"Many Republicans do not agree with and will fight back against the idea that the Party of Lincoln has a welcome mat out for the David Dukes of the world," said Sen. Lindsay Graham of South Carolina on Wednesday.
That statement says it all — but not in the way Graham intended.
Many Republicans have a big problem with white supremacists. They are controversial within the party!
Quite a few Republican officials are very upset about the president's statement that some of the torch-bearing marchers who chanted "Jews will not replace us" last Friday in Charlottesville, Virginia are "very fine people." They really wish he would stop saying things like that.
Yes, the party has a pro-Nazi wing, which seems to include the president, and that's distressing, but Graham would like you to also remember there is a large anti-Nazi wing that shares your severe distress about the pro-Nazi wing!
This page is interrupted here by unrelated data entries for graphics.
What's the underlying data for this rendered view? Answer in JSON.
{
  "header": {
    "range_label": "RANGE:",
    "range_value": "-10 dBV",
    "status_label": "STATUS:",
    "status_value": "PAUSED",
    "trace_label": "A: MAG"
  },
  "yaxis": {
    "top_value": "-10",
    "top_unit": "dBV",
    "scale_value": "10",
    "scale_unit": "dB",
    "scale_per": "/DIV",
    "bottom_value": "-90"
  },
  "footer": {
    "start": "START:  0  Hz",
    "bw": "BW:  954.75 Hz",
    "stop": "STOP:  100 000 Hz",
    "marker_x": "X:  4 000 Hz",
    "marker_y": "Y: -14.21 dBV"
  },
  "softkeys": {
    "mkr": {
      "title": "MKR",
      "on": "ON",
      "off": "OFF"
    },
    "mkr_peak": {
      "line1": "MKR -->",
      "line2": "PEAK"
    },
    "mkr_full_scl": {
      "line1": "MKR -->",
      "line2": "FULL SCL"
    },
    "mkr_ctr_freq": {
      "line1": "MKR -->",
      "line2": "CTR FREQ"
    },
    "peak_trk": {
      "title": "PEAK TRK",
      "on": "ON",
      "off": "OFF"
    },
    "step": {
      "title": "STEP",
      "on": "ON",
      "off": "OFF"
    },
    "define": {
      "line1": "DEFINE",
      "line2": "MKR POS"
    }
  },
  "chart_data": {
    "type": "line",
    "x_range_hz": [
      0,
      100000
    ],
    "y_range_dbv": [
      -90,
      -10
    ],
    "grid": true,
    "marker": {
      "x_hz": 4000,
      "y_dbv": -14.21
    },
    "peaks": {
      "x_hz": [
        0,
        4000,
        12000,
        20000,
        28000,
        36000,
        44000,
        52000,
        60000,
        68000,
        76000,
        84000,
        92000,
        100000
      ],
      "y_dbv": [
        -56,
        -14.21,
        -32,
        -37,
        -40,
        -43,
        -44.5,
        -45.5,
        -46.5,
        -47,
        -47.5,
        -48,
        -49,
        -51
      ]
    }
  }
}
I feel Sen. Graham's pain. I used to be a Republican, too. I did not enjoy watching the party become more and more embarrassing, and I did not enjoy watching the officials I liked repeatedly lose intraparty battles.
I think Graham's reaction is sincere, and his anguish about where Trump has taken his party is real. I swear my point in this column is not to make fun of him.
But the thing is, Sen. Graham's side lost the intraparty fight over whether white supremacists are okay, it lost for a reason, and it's not going to wrest power back.
Trump's business executive councils imploded because corporate CEOs realized it was ethically untenable to be associated with the president. Doesn't this apply even more to elected Republican officials, who are now members of a party whose leader wishes to associate them with at least some fraction of white-power marchers?